Кряхтя, раздевались в сенях напускавшие на себя важность, скромные с виду и очень заносчивые в представлении своего значения русские люди, и все они еще более сплачивались внутри дома Молоканова.

Казалось, будто они, все до единого, обладали какой-то суровой тайной, открывшейся лишь им одним. И не только тайной, а представлявшейся сомнением не затронутой глубочайшей истиной.

IV

– Погоди, Лиза, – сказал Иван, приближая свое лицо к ее лицу, зажмуриваясь и вдыхая аромат ее густых русых волос, готовый целовать ее всегда немного отчужденные глаза, будто и в самом деле их надо было делить с кем-то еще. – Объясни мне, о чем эти речи? Почему царя хоронят? Ведь он – живой!
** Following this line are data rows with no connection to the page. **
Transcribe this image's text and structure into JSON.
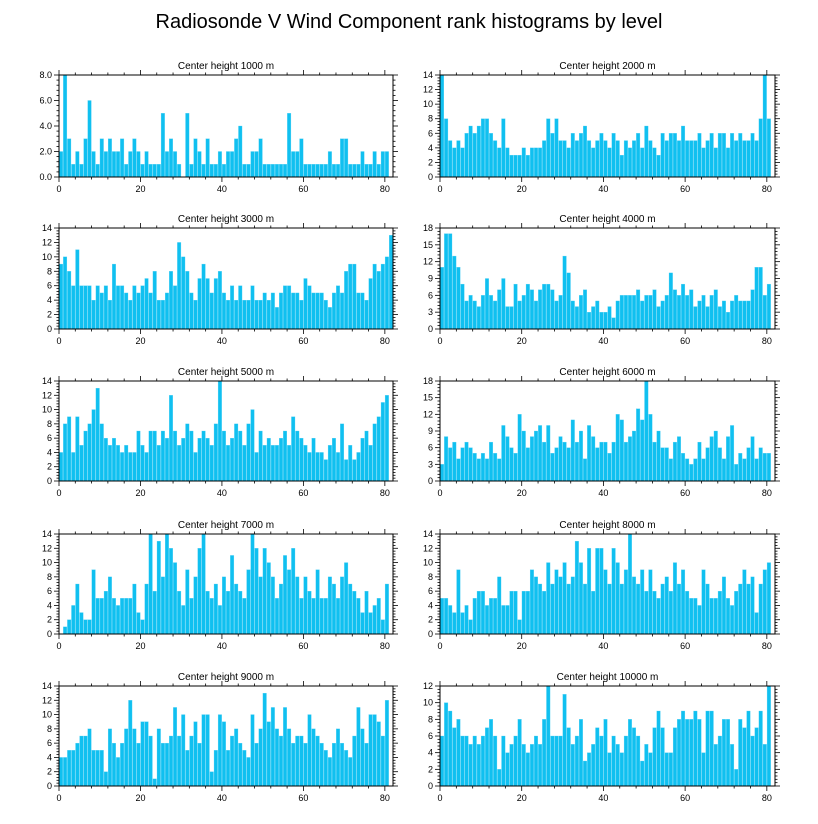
{
  "title": "Radiosonde V Wind Component rank histograms by level",
  "chart_data": [
    {
      "type": "bar",
      "title": "Center height 1000 m",
      "ylim": [
        0,
        8
      ],
      "yticks": [
        0,
        2,
        4,
        6,
        8
      ],
      "ytick_labels": [
        "0.0",
        "2.0",
        "4.0",
        "6.0",
        "8.0"
      ],
      "xticks": [
        0,
        20,
        40,
        60,
        80
      ],
      "xlim": [
        0,
        82
      ],
      "values": [
        2,
        8,
        3,
        1,
        2,
        1,
        3,
        6,
        2,
        1,
        3,
        2,
        3,
        2,
        2,
        3,
        1,
        2,
        3,
        2,
        1,
        2,
        1,
        1,
        1,
        5,
        2,
        3,
        2,
        1,
        0,
        5,
        1,
        3,
        2,
        1,
        3,
        1,
        1,
        2,
        1,
        2,
        2,
        3,
        4,
        1,
        1,
        2,
        2,
        3,
        1,
        1,
        1,
        1,
        1,
        1,
        5,
        2,
        2,
        3,
        1,
        1,
        1,
        1,
        1,
        1,
        2,
        1,
        1,
        3,
        3,
        1,
        1,
        1,
        2,
        1,
        1,
        2,
        1,
        2,
        2
      ]
    },
    {
      "type": "bar",
      "title": "Center height 2000 m",
      "ylim": [
        0,
        14
      ],
      "yticks": [
        0,
        2,
        4,
        6,
        8,
        10,
        12,
        14
      ],
      "ytick_labels": [
        "0",
        "2",
        "4",
        "6",
        "8",
        "10",
        "12",
        "14"
      ],
      "xticks": [
        0,
        20,
        40,
        60,
        80
      ],
      "xlim": [
        0,
        82
      ],
      "values": [
        14,
        8,
        5,
        4,
        5,
        4,
        6,
        7,
        6,
        7,
        8,
        8,
        6,
        5,
        4,
        8,
        4,
        3,
        3,
        3,
        4,
        3,
        4,
        4,
        4,
        5,
        8,
        6,
        8,
        5,
        5,
        4,
        6,
        5,
        6,
        7,
        5,
        4,
        5,
        6,
        5,
        4,
        6,
        5,
        3,
        5,
        4,
        5,
        6,
        4,
        7,
        5,
        4,
        3,
        6,
        5,
        6,
        6,
        5,
        7,
        5,
        5,
        5,
        6,
        4,
        5,
        6,
        4,
        6,
        6,
        4,
        6,
        5,
        6,
        5,
        5,
        6,
        5,
        8,
        14,
        8
      ]
    },
    {
      "type": "bar",
      "title": "Center height 3000 m",
      "ylim": [
        0,
        14
      ],
      "yticks": [
        0,
        2,
        4,
        6,
        8,
        10,
        12,
        14
      ],
      "ytick_labels": [
        "0",
        "2",
        "4",
        "6",
        "8",
        "10",
        "12",
        "14"
      ],
      "xticks": [
        0,
        20,
        40,
        60,
        80
      ],
      "xlim": [
        0,
        82
      ],
      "values": [
        9,
        10,
        8,
        6,
        11,
        6,
        6,
        6,
        4,
        6,
        5,
        6,
        4,
        9,
        6,
        6,
        5,
        4,
        6,
        5,
        6,
        7,
        5,
        8,
        4,
        4,
        5,
        8,
        6,
        12,
        10,
        8,
        5,
        4,
        7,
        9,
        7,
        5,
        7,
        8,
        5,
        4,
        6,
        4,
        6,
        4,
        4,
        6,
        4,
        4,
        5,
        4,
        5,
        3,
        5,
        6,
        6,
        5,
        5,
        4,
        7,
        6,
        5,
        5,
        5,
        4,
        3,
        5,
        6,
        5,
        8,
        9,
        9,
        5,
        5,
        4,
        7,
        9,
        8,
        9,
        10,
        13
      ]
    },
    {
      "type": "bar",
      "title": "Center height 4000 m",
      "ylim": [
        0,
        18
      ],
      "yticks": [
        0,
        3,
        6,
        9,
        12,
        15,
        18
      ],
      "ytick_labels": [
        "0",
        "3",
        "6",
        "9",
        "12",
        "15",
        "18"
      ],
      "xticks": [
        0,
        20,
        40,
        60,
        80
      ],
      "xlim": [
        0,
        82
      ],
      "values": [
        11,
        17,
        17,
        13,
        11,
        8,
        5,
        6,
        5,
        4,
        6,
        9,
        6,
        5,
        7,
        9,
        4,
        4,
        8,
        5,
        6,
        8,
        7,
        5,
        7,
        8,
        8,
        7,
        5,
        6,
        13,
        10,
        5,
        4,
        6,
        7,
        3,
        4,
        5,
        3,
        3,
        4,
        2,
        5,
        6,
        6,
        6,
        6,
        7,
        5,
        6,
        6,
        7,
        4,
        5,
        6,
        10,
        7,
        6,
        8,
        6,
        7,
        4,
        5,
        6,
        4,
        6,
        7,
        4,
        5,
        3,
        5,
        6,
        5,
        5,
        5,
        7,
        11,
        11,
        6,
        8
      ]
    },
    {
      "type": "bar",
      "title": "Center height 5000 m",
      "ylim": [
        0,
        14
      ],
      "yticks": [
        0,
        2,
        4,
        6,
        8,
        10,
        12,
        14
      ],
      "ytick_labels": [
        "0",
        "2",
        "4",
        "6",
        "8",
        "10",
        "12",
        "14"
      ],
      "xticks": [
        0,
        20,
        40,
        60,
        80
      ],
      "xlim": [
        0,
        82
      ],
      "values": [
        4,
        8,
        9,
        4,
        9,
        5,
        7,
        8,
        10,
        13,
        8,
        6,
        5,
        6,
        5,
        4,
        5,
        4,
        4,
        7,
        5,
        4,
        7,
        7,
        5,
        7,
        6,
        12,
        7,
        5,
        6,
        8,
        7,
        4,
        6,
        7,
        6,
        5,
        8,
        14,
        7,
        5,
        6,
        8,
        7,
        5,
        8,
        10,
        4,
        7,
        5,
        6,
        5,
        5,
        6,
        7,
        5,
        9,
        7,
        6,
        5,
        4,
        6,
        4,
        4,
        3,
        5,
        6,
        4,
        8,
        3,
        5,
        3,
        4,
        6,
        7,
        5,
        8,
        9,
        11,
        12
      ]
    },
    {
      "type": "bar",
      "title": "Center height 6000 m",
      "ylim": [
        0,
        18
      ],
      "yticks": [
        0,
        3,
        6,
        9,
        12,
        15,
        18
      ],
      "ytick_labels": [
        "0",
        "3",
        "6",
        "9",
        "12",
        "15",
        "18"
      ],
      "xticks": [
        0,
        20,
        40,
        60,
        80
      ],
      "xlim": [
        0,
        82
      ],
      "values": [
        3,
        8,
        6,
        7,
        4,
        6,
        7,
        6,
        5,
        4,
        5,
        4,
        7,
        5,
        4,
        10,
        8,
        6,
        5,
        12,
        9,
        6,
        8,
        9,
        10,
        7,
        10,
        5,
        6,
        8,
        7,
        6,
        11,
        7,
        9,
        4,
        10,
        8,
        6,
        7,
        7,
        5,
        7,
        12,
        11,
        7,
        8,
        9,
        13,
        11,
        18,
        12,
        7,
        9,
        6,
        6,
        4,
        7,
        8,
        5,
        4,
        3,
        4,
        7,
        4,
        6,
        8,
        9,
        6,
        4,
        8,
        10,
        3,
        5,
        4,
        6,
        8,
        4,
        6,
        5,
        5
      ]
    },
    {
      "type": "bar",
      "title": "Center height 7000 m",
      "ylim": [
        0,
        14
      ],
      "yticks": [
        0,
        2,
        4,
        6,
        8,
        10,
        12,
        14
      ],
      "ytick_labels": [
        "0",
        "2",
        "4",
        "6",
        "8",
        "10",
        "12",
        "14"
      ],
      "xticks": [
        0,
        20,
        40,
        60,
        80
      ],
      "xlim": [
        0,
        82
      ],
      "values": [
        0,
        1,
        2,
        4,
        7,
        3,
        2,
        2,
        9,
        5,
        5,
        6,
        8,
        5,
        4,
        5,
        5,
        5,
        7,
        3,
        2,
        7,
        14,
        6,
        13,
        8,
        14,
        12,
        10,
        6,
        4,
        9,
        5,
        8,
        12,
        14,
        6,
        5,
        7,
        4,
        8,
        6,
        11,
        7,
        6,
        5,
        9,
        14,
        12,
        8,
        12,
        10,
        8,
        5,
        7,
        11,
        9,
        12,
        8,
        5,
        8,
        6,
        5,
        9,
        5,
        5,
        8,
        7,
        5,
        8,
        10,
        7,
        6,
        5,
        3,
        6,
        3,
        4,
        5,
        2,
        7
      ]
    },
    {
      "type": "bar",
      "title": "Center height 8000 m",
      "ylim": [
        0,
        14
      ],
      "yticks": [
        0,
        2,
        4,
        6,
        8,
        10,
        12,
        14
      ],
      "ytick_labels": [
        "0",
        "2",
        "4",
        "6",
        "8",
        "10",
        "12",
        "14"
      ],
      "xticks": [
        0,
        20,
        40,
        60,
        80
      ],
      "xlim": [
        0,
        82
      ],
      "values": [
        5,
        5,
        4,
        3,
        9,
        3,
        4,
        2,
        5,
        6,
        6,
        4,
        5,
        5,
        8,
        4,
        4,
        6,
        6,
        2,
        6,
        6,
        9,
        8,
        7,
        6,
        10,
        7,
        9,
        8,
        10,
        7,
        8,
        13,
        10,
        7,
        12,
        6,
        12,
        12,
        9,
        7,
        12,
        10,
        7,
        9,
        14,
        8,
        7,
        9,
        6,
        9,
        6,
        5,
        7,
        8,
        6,
        10,
        7,
        9,
        6,
        5,
        5,
        4,
        9,
        7,
        5,
        5,
        6,
        8,
        5,
        4,
        6,
        7,
        9,
        7,
        8,
        3,
        7,
        9,
        10
      ]
    },
    {
      "type": "bar",
      "title": "Center height 9000 m",
      "ylim": [
        0,
        14
      ],
      "yticks": [
        0,
        2,
        4,
        6,
        8,
        10,
        12,
        14
      ],
      "ytick_labels": [
        "0",
        "2",
        "4",
        "6",
        "8",
        "10",
        "12",
        "14"
      ],
      "xticks": [
        0,
        20,
        40,
        60,
        80
      ],
      "xlim": [
        0,
        82
      ],
      "values": [
        4,
        4,
        5,
        5,
        6,
        7,
        7,
        8,
        5,
        5,
        5,
        2,
        8,
        6,
        4,
        6,
        8,
        12,
        8,
        6,
        9,
        9,
        7,
        1,
        8,
        6,
        6,
        7,
        11,
        7,
        10,
        5,
        7,
        9,
        6,
        10,
        10,
        2,
        5,
        10,
        9,
        5,
        7,
        8,
        6,
        5,
        4,
        10,
        6,
        8,
        13,
        9,
        11,
        8,
        7,
        11,
        8,
        6,
        7,
        7,
        6,
        10,
        8,
        7,
        6,
        5,
        4,
        6,
        8,
        6,
        5,
        4,
        7,
        11,
        8,
        6,
        10,
        10,
        9,
        7,
        12
      ]
    },
    {
      "type": "bar",
      "title": "Center height 10000 m",
      "ylim": [
        0,
        12
      ],
      "yticks": [
        0,
        2,
        4,
        6,
        8,
        10,
        12
      ],
      "ytick_labels": [
        "0",
        "2",
        "4",
        "6",
        "8",
        "10",
        "12"
      ],
      "xticks": [
        0,
        20,
        40,
        60,
        80
      ],
      "xlim": [
        0,
        82
      ],
      "values": [
        6,
        10,
        9,
        7,
        8,
        6,
        6,
        5,
        6,
        5,
        6,
        7,
        8,
        6,
        2,
        6,
        4,
        5,
        6,
        8,
        5,
        4,
        5,
        6,
        5,
        8,
        12,
        6,
        6,
        6,
        11,
        7,
        5,
        6,
        8,
        3,
        4,
        5,
        7,
        6,
        8,
        4,
        6,
        5,
        4,
        6,
        8,
        7,
        6,
        3,
        5,
        4,
        7,
        9,
        7,
        4,
        4,
        7,
        8,
        9,
        8,
        8,
        9,
        8,
        4,
        9,
        9,
        5,
        6,
        8,
        8,
        5,
        2,
        8,
        7,
        9,
        6,
        7,
        9,
        5,
        12
      ]
    }
  ]
}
Но в ответ Лизавета тихо спросила сама:

– Скажи: кому служишь? Царю ли?

– Царю! Императору!

– Что-о! – Она засмеялась. – Ты царю служишь? Смешной! Нет, ты служишь другому. Петр батюшка был пленен в Швеции, но он освободился из плена и после заключения другого Ништадтского мира скоро явится. А Петр, подменный антихрист, изыдет!

Господи, какие безумные речи рекла та, на которую он сейчас был готов молиться!

Что за бархатистый голос, мягкий, как чудное дополнение к тому, чем и без того щедро одарила ее природа: к утонченной красоте и сильной, хотя и чуть излишне высоковатой фигуре. И порой, казалось ему, эта ее красота жила также при несколько укрупненных чертах ее лица: глазах, носе, губах, высоком лбе. Она могла стать более, чем хотелось бы, и жесткой, и отчужденной.

Он готов был, как язычник, прошептать молитву в ее белые, словно вырезанные из мрамора раковины ушей.